1507 verbot der Herrscher Shō Shin erstmals den Privatbesitz von Waffen im Königreich Ryūkyū, was sicherlich zur wachsenden Beliebtheit des Waffenlosen Kampfsystems beitrug. Mit der Japanischen Invasion durch Shimazu Yoshihisa, Anführer des Satsuma Clans, 1609, wurde das Waffenverbot sogar noch verstärkt. Der Clan der Satsuma kontrollierte Ryūkyū bis 1879 als König Shō Tai abdankte und die Inseln offizielle Teil des Japanischen Reiches wurden.
Während der 270 jährigen militärischen Besatzung Okinawas entwickelten sich die vielseitigen Kampftraditionen recht zufällig und im geheimen, weil wegen der tödlichen Wirkung dieser Kampfkunst auch das Lehren dieser Methoden von den Japanern streng verboten wurde. Für lange Zeit war deshalb die Kenntnisse des Te auf kleine elitäre Schulen oder einzelne Familien beschränkt. Einige wendeten die Prinzipien der Selbstverteidigung auf eine Vielzahl von Alltagsgegenständen an, woraus schliesslich das Kobudō entstand. Aus Geheimhaltungsgründen und da die Kunst des Schreibens unter der Bevölkerung kaum verbreitet war, wurden keinerlei schriftliche Aufzeichnungen angefertigt, sondern man verliess sich auf die mündliche Überlieferung und die direkte Weitergabe. Zu diesem Zweck begann man die zu lehrenden Techniken in zusammenhängende Einheiten zu festgelegten Abläufen und Formen zu bündeln. So entwickelten sich die Kata des Okinawa-te und wurden zum hauptsächlichen Medium der Tradition des Karate.

Japanischer Einfluss

Während der Bestatzungszeit reisten auch einige Peichin von Okinawa, in die Hauptstadt des Satsuma Reiches. Offenbar sind einige von ihnen dort auch in der (Schwert)Kampfmethode der Satsuma Samurais, dem „Jigen-ryu ken-jutsu“ ausgebildet worden und diese haben wohl auch später bei ihrer Rückkehr die ursprünglichen Kampfmethoden Okinawas beeinflusst.

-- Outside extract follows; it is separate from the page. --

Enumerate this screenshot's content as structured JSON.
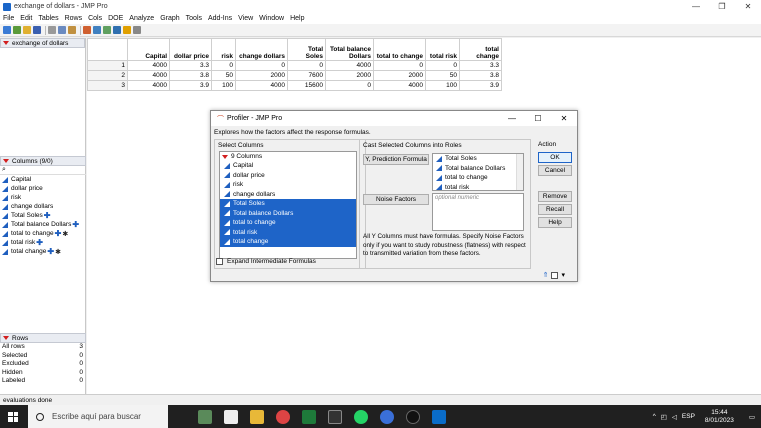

Unter diesen Peichin befanden sich auch Tode Sakugawa Chikudun Pechin Kanga (1762-1843) und Matsumura Chikudun Pechin Sokon (1798-1890) die als eigentliche Urväter des Karate gelten. Matsumura lernte zuerst die einheimische Okinawa Kampfmethode unter Tode Sakugawa und studierte später, während er als Sicherheitsbeamter für drei aufeinander folgende Ryūkyū Könige diente, in Fujian (China) und auch Satsuma (Japan). Er erhielt die Lehrerlaubnis (jap. „menkyo“) im Jigen-ryu ken-jutsu und ist hauptverantwortlich für die Synthese der einzigartigen Lehrmethode des Jigen-ryu in die Okinawa Kampftradition. Dadurch legte Matsumurua den Grundstein für eine vielseitige Selbstverteidigungsmethode, welche im und um das Burgquartier von Shuri entstand und später (1927) unter dem Namen Shuri-te oder Shorin-ryu bekannt wurde. Nach seiner Entlassung aus dem öffentlichen Dienst war Matsumura einer der ersten der in Shuri seine Selbstverteidigungsprinzipien lehrte. Unter seinen Schülern waren Azato Anko (1827-1906), Itosu Anko (1832-1915), „Bushi“ Ishimine (1835-1889), Kiyuna Pechin (1845-1920), Sakihara Pechin (1833-1918), Matsumura Nabe (1850-1930), Tawada Pechin (1851-1907), Kuwae Ryosei (1858-1939), Yabu Kentsu (1866-1937), Funakoshi Gichin (1868-1957), Hanashiro Chomo (1869-1945) und Kyan Chotoku (1870-1945), die alle einen wichtigen Einfluss auf die Entwicklung des Karate hatten.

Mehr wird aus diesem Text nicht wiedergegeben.